The title comes from her childhood name, stripped away -- she was told "Anna Marie is dead" -- by John and Ethel Ross, who took her from her alcoholic father and hapless mother and forged her career. They abused her mentally, physically and sexually, living it up on her earnings while denying her even a mirror because it might make her vain. Yet Duke, 40, forgives them because they also made her an actress -- the craft that sustained her through four marriages, unwed motherhood and repeated suicide attempts triggered by manic-depressive illness that remained undiagnosed until her middle 30s. She looks back not in anger or self-pity but with generosity of spirit.

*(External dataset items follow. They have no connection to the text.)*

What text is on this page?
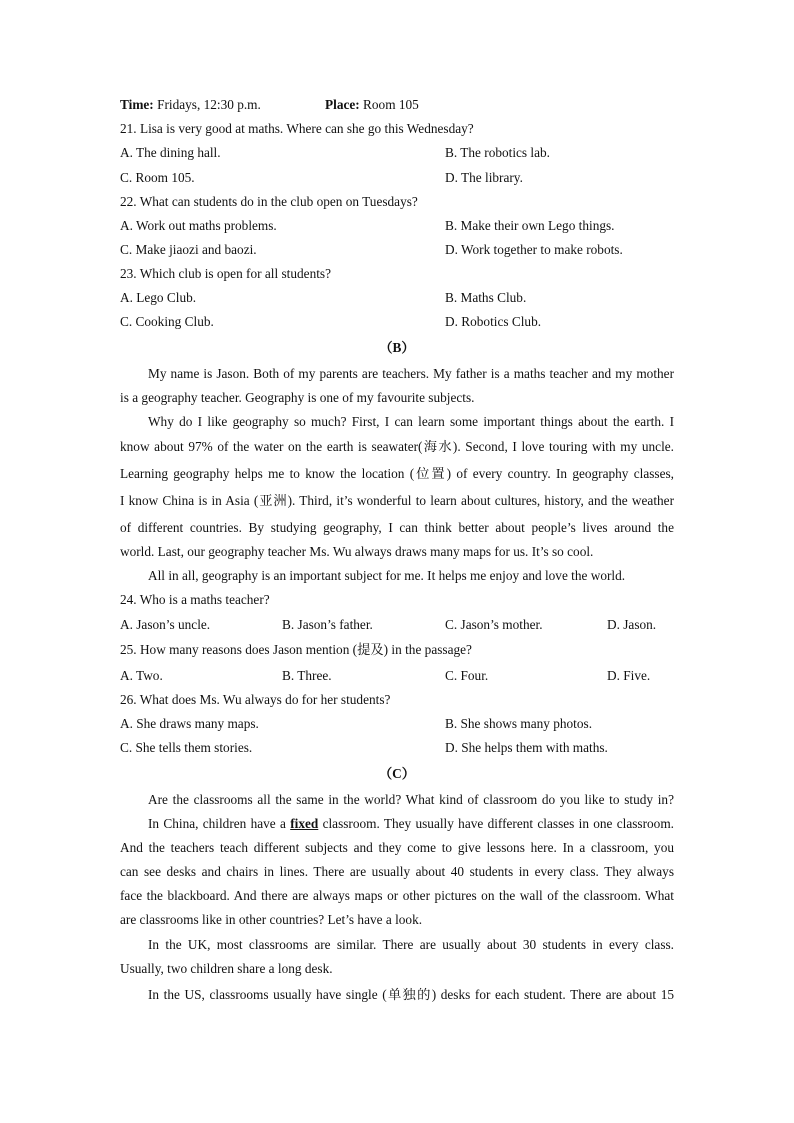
Time: Fridays, 12:30 p.m.	Place: Room 105
21. Lisa is very good at maths. Where can she go this Wednesday?
A. The dining hall.	B. The robotics lab.
C. Room 105.	D. The library.
22. What can students do in the club open on Tuesdays?
A. Work out maths problems.	B. Make their own Lego things.
C. Make jiaozi and baozi.	D. Work together to make robots.
23. Which club is open for all students?
A. Lego Club.	B. Maths Club.
C. Cooking Club.	D. Robotics Club.
（B）
My name is Jason. Both of my parents are teachers. My father is a maths teacher and my mother
is a geography teacher. Geography is one of my favourite subjects.
Why do I like geography so much? First, I can learn some important things about the earth. I
know about 97% of the water on the earth is seawater(海水). Second, I love touring with my uncle.
Learning geography helps me to know the location (位置) of every country. In geography classes,
I know China is in Asia (亚洲). Third, it’s wonderful to learn about cultures, history, and the weather
of different countries. By studying geography, I can think better about people’s lives around the
world. Last, our geography teacher Ms. Wu always draws many maps for us. It’s so cool.
All in all, geography is an important subject for me. It helps me enjoy and love the world.
24. Who is a maths teacher?
A. Jason’s uncle.	B. Jason’s father.	C. Jason’s mother.	D. Jason.
25. How many reasons does Jason mention (提及) in the passage?
A. Two.	B. Three.	C. Four.	D. Five.
26. What does Ms. Wu always do for her students?
A. She draws many maps.	B. She shows many photos.
C. She tells them stories.	D. She helps them with maths.
（C）
Are the classrooms all the same in the world? What kind of classroom do you like to study in?
In China, children have a fixed classroom. They usually have different classes in one classroom.
And the teachers teach different subjects and they come to give lessons here. In a classroom, you
can see desks and chairs in lines. There are usually about 40 students in every class. They always
face the blackboard. And there are always maps or other pictures on the wall of the classroom. What
are classrooms like in other countries? Let’s have a look.
In the UK, most classrooms are similar. There are usually about 30 students in every class.
Usually, two children share a long desk.
In the US, classrooms usually have single (单独的) desks for each student. There are about 15
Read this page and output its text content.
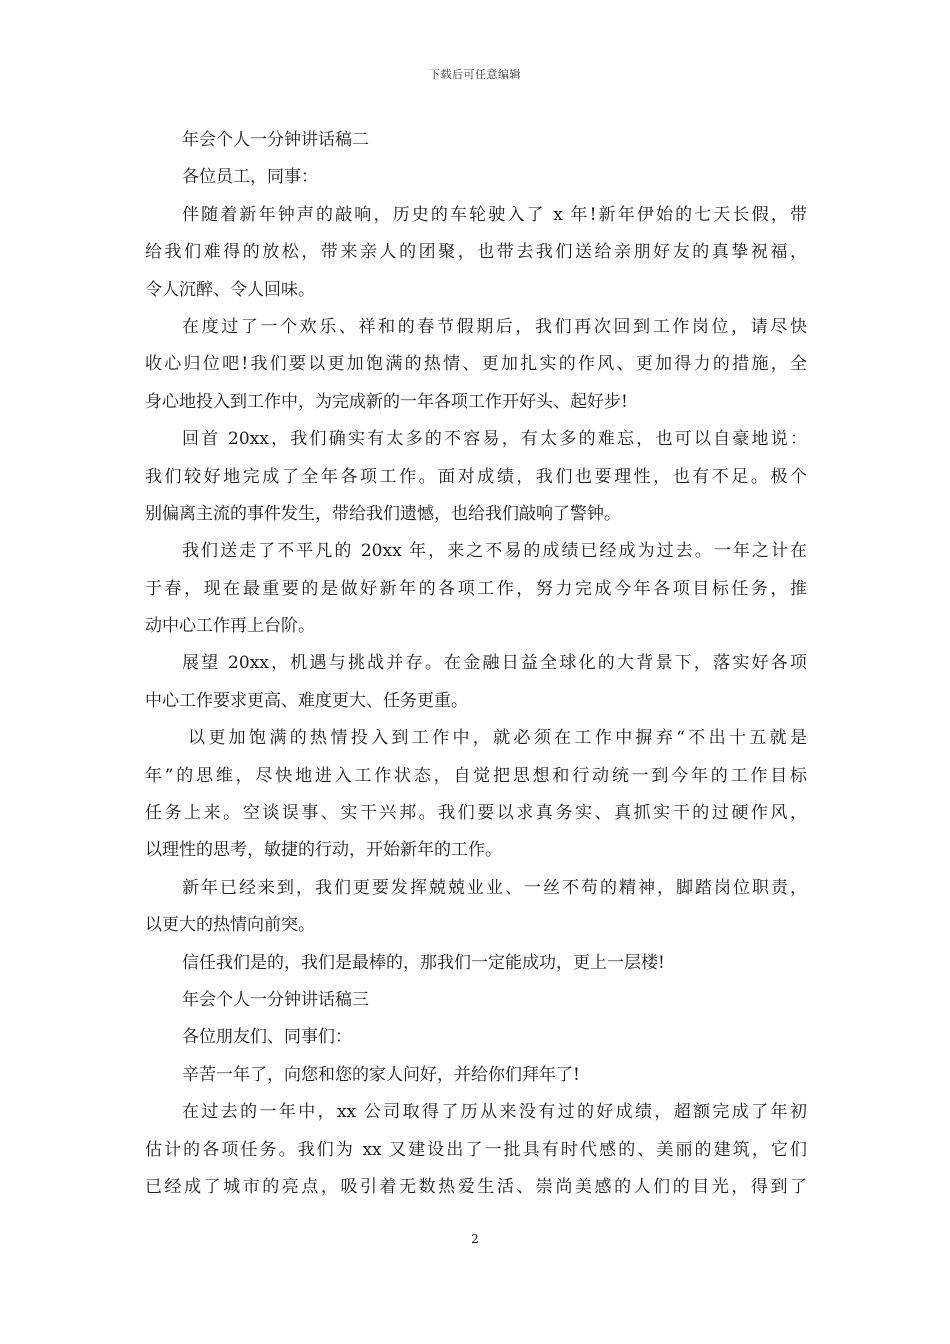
下载后可任意编辑
年会个人一分钟讲话稿二
各位员工，同事：
伴随着新年钟声的敲响，历史的车轮驶入了 x 年!新年伊始的七天长假，带
给我们难得的放松，带来亲人的团聚，也带去我们送给亲朋好友的真挚祝福，
令人沉醉、令人回味。
在度过了一个欢乐、祥和的春节假期后，我们再次回到工作岗位，请尽快
收心归位吧!我们要以更加饱满的热情、更加扎实的作风、更加得力的措施，全
身心地投入到工作中，为完成新的一年各项工作开好头、起好步!
回首 20xx，我们确实有太多的不容易，有太多的难忘，也可以自豪地说：
我们较好地完成了全年各项工作。面对成绩，我们也要理性，也有不足。极个
别偏离主流的事件发生，带给我们遗憾，也给我们敲响了警钟。
我们送走了不平凡的 20xx 年，来之不易的成绩已经成为过去。一年之计在
于春，现在最重要的是做好新年的各项工作，努力完成今年各项目标任务，推
动中心工作再上台阶。
展望 20xx，机遇与挑战并存。在金融日益全球化的大背景下，落实好各项
中心工作要求更高、难度更大、任务更重。
以更加饱满的热情投入到工作中，就必须在工作中摒弃“不出十五就是
年”的思维，尽快地进入工作状态，自觉把思想和行动统一到今年的工作目标
任务上来。空谈误事、实干兴邦。我们要以求真务实、真抓实干的过硬作风，
以理性的思考，敏捷的行动，开始新年的工作。
新年已经来到，我们更要发挥兢兢业业、一丝不苟的精神，脚踏岗位职责，
以更大的热情向前突。
信任我们是的，我们是最棒的，那我们一定能成功，更上一层楼!
年会个人一分钟讲话稿三
各位朋友们、同事们：
辛苦一年了，向您和您的家人问好，并给你们拜年了!
在过去的一年中，xx 公司取得了历从来没有过的好成绩，超额完成了年初
估计的各项任务。我们为 xx 又建设出了一批具有时代感的、美丽的建筑，它们
已经成了城市的亮点，吸引着无数热爱生活、崇尚美感的人们的目光，得到了
2
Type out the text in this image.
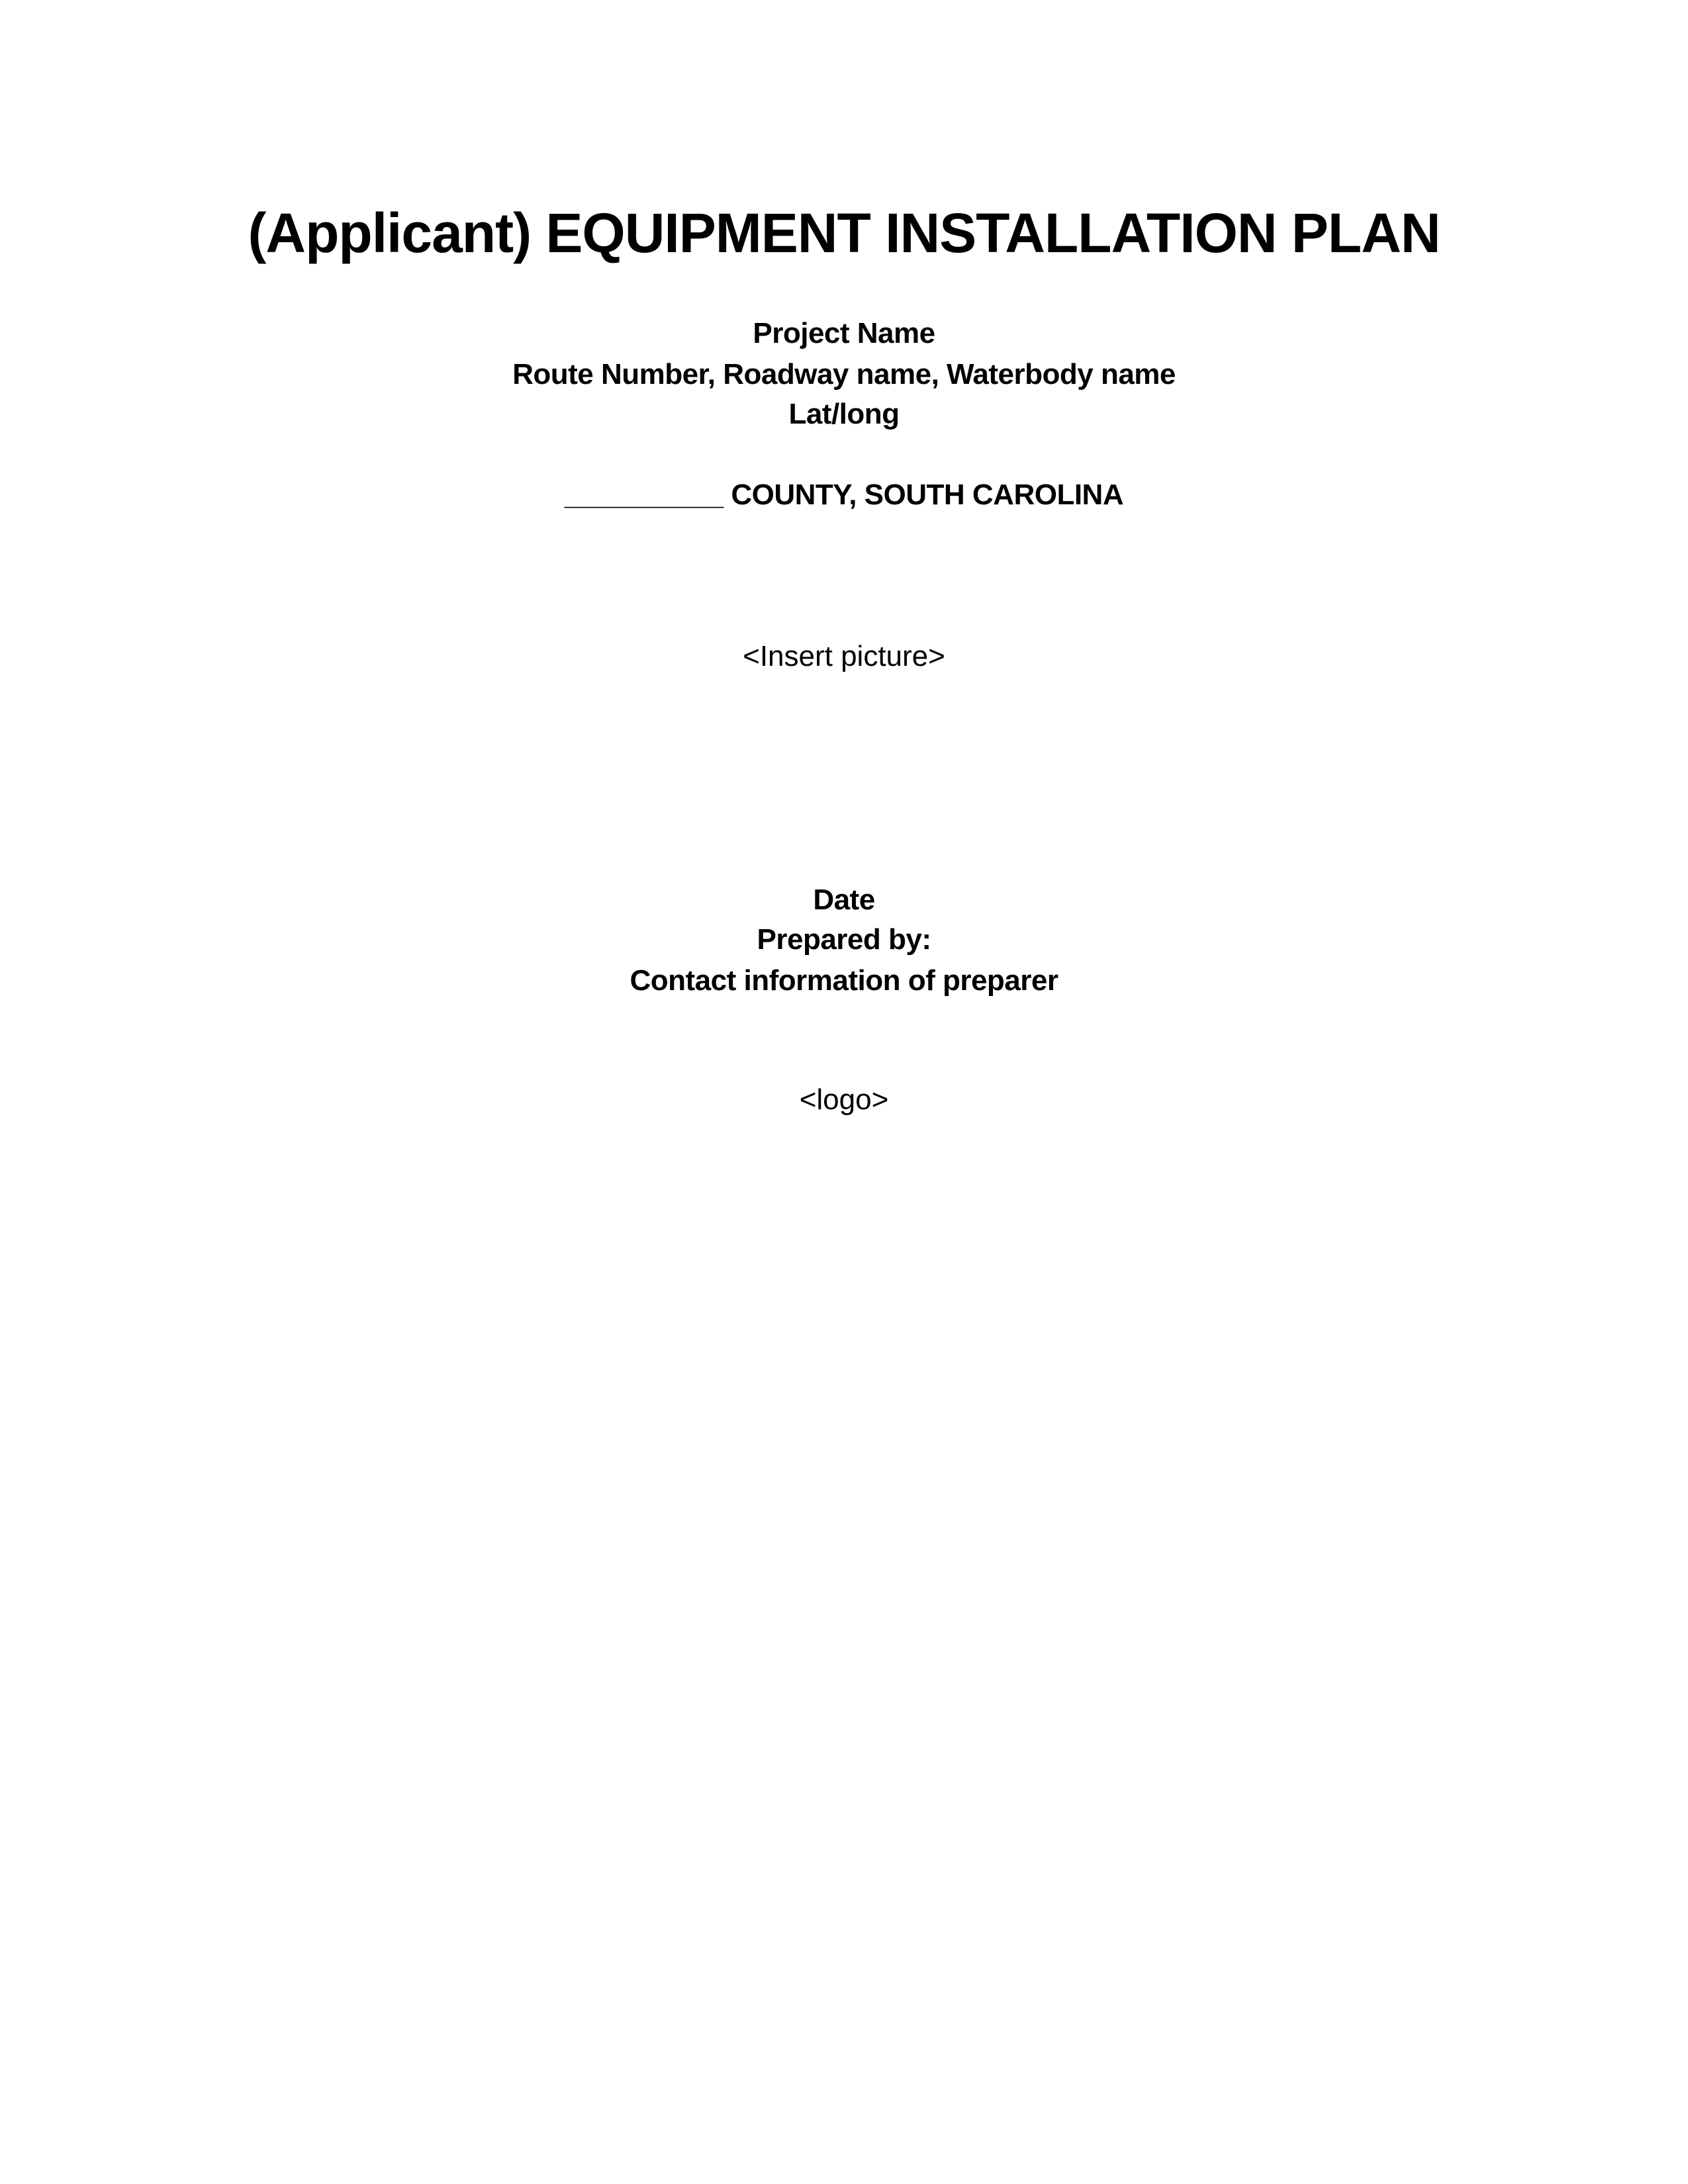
(Applicant) EQUIPMENT INSTALLATION PLAN
Project Name
Route Number, Roadway name, Waterbody name
Lat/long
__________ COUNTY, SOUTH CAROLINA
<Insert picture>
Date
Prepared by:
Contact information of preparer
<logo>
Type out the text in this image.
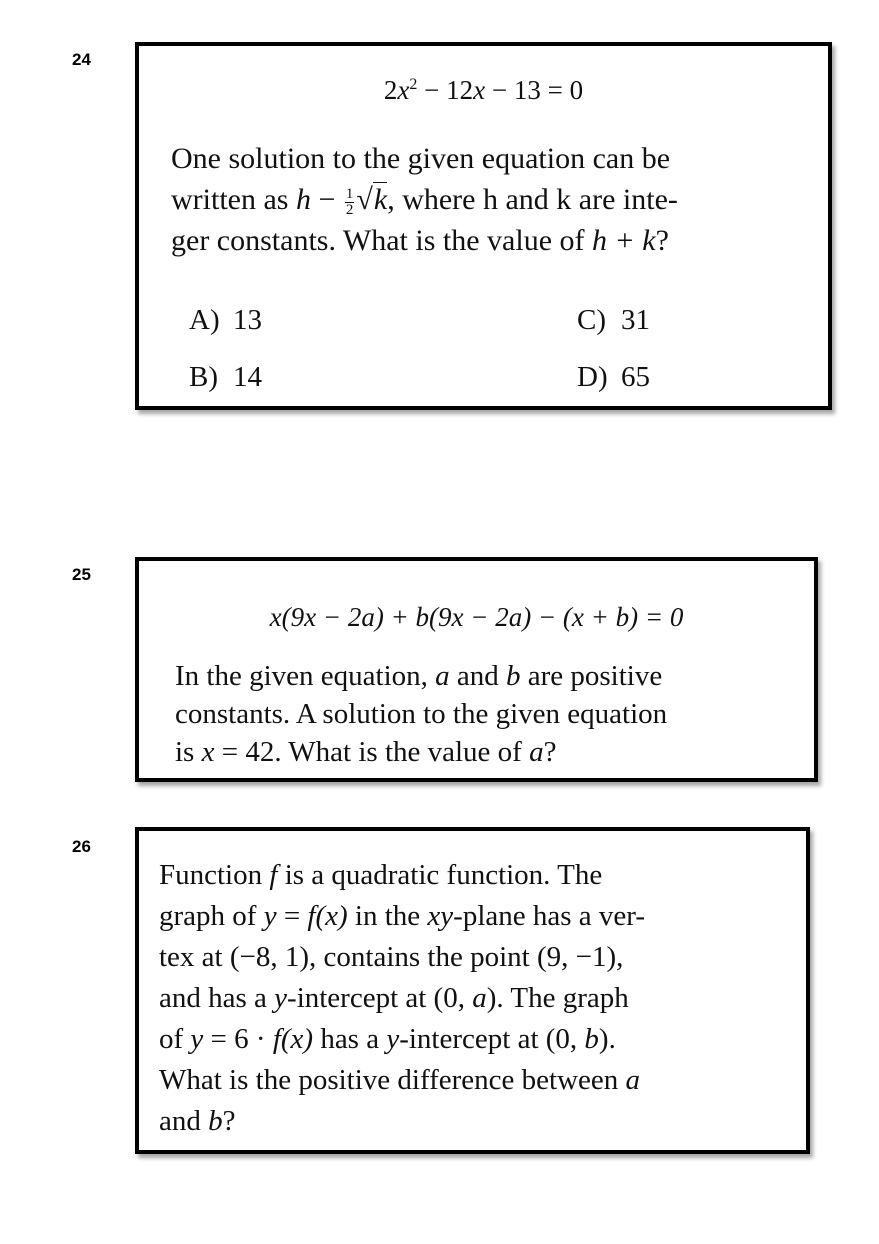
24
$2x^2 - 12x - 13 = 0$
One solution to the given equation can be
written as $h - \frac{1}{2} √k$, where h and k are inte-
ger constants. What is the value of h + k?
A) 13
B) 14
C) 31
D) 65
25
x(9x − 2a) + b(9x − 2a) − (x + b) = 0
In the given equation, a and b are positive
constants. A solution to the given equation
is x = 42. What is the value of a?
26
Function f is a quadratic function. The
graph of y = f(x) in the xy-plane has a ver-
tex at (−8, 1), contains the point (9, −1),
and has a y-intercept at (0, a). The graph
of y = 6 · f(x) has a y-intercept at (0, b).
What is the positive difference between a
and b?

DIRK GENTLY'S HOLISTIC DETECTIVE AGENCY
by Douglas Adams
Simon & Schuster; 247 pages; $14.95
At 6 ft. 5 in., Douglas Adams may not be the best 35-year-old British science- fiction writer, but he is surely the tallest. So are his tales, from The Hitchhiker's Guide to the Galaxy, his wacko 1979 cult favorite, to this delightfully busy mystery, set in the present but wandering through past and future. Dirk Gently, the holistic detective ("We solve the whole crime; we find the whole person"), is diverted from a career of finding vanished cats by a daunting assignment: assist a former Cambridge classmate who is wanted for murder and -- oh, yes -- save the human race from impending extinction. The yarn embraces time travel, ghostly possession, quantum mechanics, musical theory, computer modeling, cellular communications and, from another galaxy, Electric Monks (they "believed things for you, thus saving you what was becoming an increasingly onerous task, that of believing all the things the world expected you to believe"). College-level physics is not required, but familiarity with the life and poems of Samuel Taylor Coleridge (1772-1834), a major villain in the piece, is a must.
THE NET by Ilie Nastase
Translated by Ros Schwartz
St. Martin's; 276 pages; $16.95
In his second novel, the former Bad Boy of Tennis again displays an intimate knowledge of the international tournament scene and an insensitivity to the niceties of plot and narrative. This time out the protagonist, Istvan Horwat, is an East European champion who conquers Wimbledon and women until a little orphan forces him to abandon the Egomania Open. She is Natasha Kotany, the daughter of friends killed in a plane crash. Under Horwat's avuncular gaze, the girl blossoms into a beautiful woman and a court phenom. One night she astonishes him, if no one else, by inquiring, "Haven't you understood that ever since the first day, you have been the only man in my life?" Will she squander her youth on an aging star? Will he choose indulgence or nobility? These and other unsuspenseful questions can be answered at absolutely no cost by bearing in mind that in tennis, and in most novels about it, love is a synonym for zero.
IN MY OWN FASHION
by Oleg Cassini
Simon & Schuster; 379 pages; $19.95
His family tree shook out impoverished European aristocrats. His iron-willed mother told him, "With a tennis racquet and a dinner jacket, you'll be able to go anywhere in life." Oleg Cassini, 74, needed no other guidance. He lived high, and he lasted. Intermittently a dress designer, he played polo on the Army cavalry team during World War II and basked in '40s Hollywood, married Gene Tierney, drank with Errol Flynn and romanced Grace Kelly, even as her rich parents scoured Europe for bluer blood. Cassini is best known for being couturier to Jackie Kennedy ("I want all ((my outfits)) to be original and no fat little women hopping around in the same dress"), and his memoir of Camelot is lively. He also offers good gossip, recounting Aly Khan's sexual techniques or a little joke Zsa Zsa Gabor played on a lover. But the book's main charm is the author's portrait of himself as Playboy, Second Class -- a man who had to hustle his own pleasures and did so with gusto.